Addington also led the fight with Congress and environmentalists over access to information about corporations that advised the White House on energy policy. He was instrumental in the series of fights with the Sept. 11 commission and its requests for information. And he was a main backer of the nomination of Pentagon lawyer William Haynes II for a seat on the US Court of Appeals for the Fourth Circuit. Haynes's nomination has been a source of huge friction on Capitol Hill.

Colleagues say Addington, 47, stands out for his devotion to secrecy in an administration noted for its confidentiality. He declined to be interviewed or photographed for this article, or to respond to a list of specific points made in the article.

Addington was a lawyer and GOP staff member on congressional committees on intelligence and the Iran-contra matter before Cheney, then defense secretary, chose him to serve as general counsel at the Pentagon.

Even in a White House known for its dedication to conservative philosophy, Addington is particularly known as an ideologue, an adherent of an obscure philosophy called the unitary executive theory that favors an extraordinarily powerful president.

The unitary executive notion can be found in the torture memo. "In light of the president's complete authority over the conduct of war, without a clear statement otherwise, criminal statutes are not read as infringing on the president's ultimate authority in these areas," the memo said. Prohibitions on torture "must be construed as inapplicable to interrogations undertaken pursuant to his commander in chief authority. . . . Congress may no more regulate the president's ability to detain and interrogate enemy combatants than it may regulate his ability to direct troop movements on the battlefield." The same would go for "federal officials acting pursuant to the president's constitutional authority."

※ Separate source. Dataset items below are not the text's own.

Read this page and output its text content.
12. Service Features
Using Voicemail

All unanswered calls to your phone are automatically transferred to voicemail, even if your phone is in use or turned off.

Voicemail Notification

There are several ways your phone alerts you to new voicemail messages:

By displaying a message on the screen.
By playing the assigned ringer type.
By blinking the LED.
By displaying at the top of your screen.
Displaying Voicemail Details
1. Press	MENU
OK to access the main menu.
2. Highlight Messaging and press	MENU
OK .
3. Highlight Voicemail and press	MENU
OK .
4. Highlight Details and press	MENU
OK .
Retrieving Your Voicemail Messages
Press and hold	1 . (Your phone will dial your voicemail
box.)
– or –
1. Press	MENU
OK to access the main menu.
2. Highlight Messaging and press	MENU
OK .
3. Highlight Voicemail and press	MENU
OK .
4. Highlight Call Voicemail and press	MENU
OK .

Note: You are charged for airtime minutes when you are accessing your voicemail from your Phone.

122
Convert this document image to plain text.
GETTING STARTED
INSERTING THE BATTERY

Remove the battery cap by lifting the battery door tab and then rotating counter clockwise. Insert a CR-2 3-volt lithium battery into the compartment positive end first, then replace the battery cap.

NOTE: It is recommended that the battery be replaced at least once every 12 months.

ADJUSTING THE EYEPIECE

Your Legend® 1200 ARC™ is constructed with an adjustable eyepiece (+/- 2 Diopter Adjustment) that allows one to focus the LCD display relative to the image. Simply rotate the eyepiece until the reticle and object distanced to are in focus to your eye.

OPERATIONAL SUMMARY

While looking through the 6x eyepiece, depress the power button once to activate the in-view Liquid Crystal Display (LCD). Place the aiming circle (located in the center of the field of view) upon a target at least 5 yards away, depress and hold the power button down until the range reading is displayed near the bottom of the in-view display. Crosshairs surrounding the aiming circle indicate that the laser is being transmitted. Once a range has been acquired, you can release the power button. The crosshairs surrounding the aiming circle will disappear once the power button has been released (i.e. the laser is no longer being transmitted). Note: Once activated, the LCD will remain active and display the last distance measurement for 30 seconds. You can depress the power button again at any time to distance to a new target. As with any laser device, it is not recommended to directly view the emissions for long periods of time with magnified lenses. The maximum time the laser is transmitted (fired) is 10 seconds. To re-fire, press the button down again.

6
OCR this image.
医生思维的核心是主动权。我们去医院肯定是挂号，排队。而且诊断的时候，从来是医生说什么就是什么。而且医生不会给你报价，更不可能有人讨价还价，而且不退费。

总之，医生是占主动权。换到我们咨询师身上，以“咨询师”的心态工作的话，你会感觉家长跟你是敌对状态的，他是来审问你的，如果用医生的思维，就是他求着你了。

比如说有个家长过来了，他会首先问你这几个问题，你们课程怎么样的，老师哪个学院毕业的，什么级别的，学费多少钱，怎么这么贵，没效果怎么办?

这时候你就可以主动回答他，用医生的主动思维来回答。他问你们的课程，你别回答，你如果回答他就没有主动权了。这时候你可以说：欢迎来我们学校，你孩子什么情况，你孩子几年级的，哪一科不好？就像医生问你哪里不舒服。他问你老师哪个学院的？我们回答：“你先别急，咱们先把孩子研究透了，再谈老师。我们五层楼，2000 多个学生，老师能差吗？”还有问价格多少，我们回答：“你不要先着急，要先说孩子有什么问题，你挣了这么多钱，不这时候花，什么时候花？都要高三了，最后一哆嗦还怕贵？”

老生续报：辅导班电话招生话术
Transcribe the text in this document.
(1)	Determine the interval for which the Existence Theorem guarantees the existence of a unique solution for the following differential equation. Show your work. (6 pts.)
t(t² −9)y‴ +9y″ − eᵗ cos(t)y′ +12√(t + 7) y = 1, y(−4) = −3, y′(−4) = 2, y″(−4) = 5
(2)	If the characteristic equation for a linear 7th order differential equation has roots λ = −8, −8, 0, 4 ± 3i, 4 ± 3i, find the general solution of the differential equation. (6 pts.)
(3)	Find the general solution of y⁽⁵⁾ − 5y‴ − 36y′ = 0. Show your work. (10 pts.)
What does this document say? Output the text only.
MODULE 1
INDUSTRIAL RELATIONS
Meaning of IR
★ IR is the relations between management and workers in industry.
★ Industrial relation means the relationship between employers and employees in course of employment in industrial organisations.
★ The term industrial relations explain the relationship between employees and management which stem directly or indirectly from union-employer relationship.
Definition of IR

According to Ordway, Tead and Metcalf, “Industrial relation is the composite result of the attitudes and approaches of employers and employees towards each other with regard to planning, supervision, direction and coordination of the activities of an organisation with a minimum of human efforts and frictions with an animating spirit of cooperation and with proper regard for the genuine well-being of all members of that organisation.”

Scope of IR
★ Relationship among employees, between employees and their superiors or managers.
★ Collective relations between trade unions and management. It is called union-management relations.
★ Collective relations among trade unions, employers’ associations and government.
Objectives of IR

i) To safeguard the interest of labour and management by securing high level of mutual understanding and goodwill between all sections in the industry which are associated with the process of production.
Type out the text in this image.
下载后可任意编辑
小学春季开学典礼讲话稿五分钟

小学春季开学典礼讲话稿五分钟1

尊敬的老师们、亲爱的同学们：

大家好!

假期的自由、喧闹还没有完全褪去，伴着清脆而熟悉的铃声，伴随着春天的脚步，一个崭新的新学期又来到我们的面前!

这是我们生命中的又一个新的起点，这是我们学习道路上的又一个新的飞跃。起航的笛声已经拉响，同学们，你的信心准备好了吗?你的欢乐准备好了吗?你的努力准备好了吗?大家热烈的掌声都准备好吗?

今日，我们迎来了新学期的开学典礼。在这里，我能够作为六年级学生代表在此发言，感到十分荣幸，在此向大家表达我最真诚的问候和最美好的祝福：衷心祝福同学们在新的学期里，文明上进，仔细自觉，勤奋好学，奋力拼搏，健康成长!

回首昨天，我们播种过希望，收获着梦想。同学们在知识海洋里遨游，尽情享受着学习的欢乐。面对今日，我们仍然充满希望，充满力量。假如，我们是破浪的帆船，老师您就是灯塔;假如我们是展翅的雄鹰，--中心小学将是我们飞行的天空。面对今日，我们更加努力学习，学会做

"The Framers understood the [commander in chief] clause as investing the president with the fullest range of power," the memo said, including "the conduct of warfare and the defense of the nation unless expressly assigned in the Constitution to Congress."

Colleagues say Addington frequently clashes with others, particularly the National Security Council's top lawyer, John Bellinger. Officials say disputes between Addington and Jack Goldsmith, head of the Justice Department's Office of Legal Counsel, led Goldsmith to resign after eight months; Addington had sought to persuade Goldsmith's office to take a more permissive line on torture.

Addington's influence, like Cheney's overall, extends throughout the government in his bid to expand executive power. He goes through every page of the federal budget in search of riders that could restrict executive authority. He routinely works to defeat proposals from the State Department, where the pervasive internationalist philosophy is at odds with Cheney's neoconservatism.

Occasionally, others in the administration have sought to keep Addington out of the loop to avoid his inevitable objections. When the White House agreed, under pressure from Congress, to appoint a commission to investigate the absence of weapons of mass destruction in Iraq, Cheney's office did not know about it until a reporter called to inquire.

There has been something of a backlash against Addington's philosophy within the administration, where some think his aggressive legal arguments have made the courts more suspicious of executive authority. That was a common complaint when the Supreme Court in June ruled that US citizens held as "enemy combatants" are entitled to contest the government's case in court.

"Addington adds to the problems the president has with the courts," said Bruce Fein, an official in the Reagan Justice Department who worked with Addington during the Iran-contra probe. Fein said Addington's assertions "have resulted in actually weakening the presidency because of intransigence."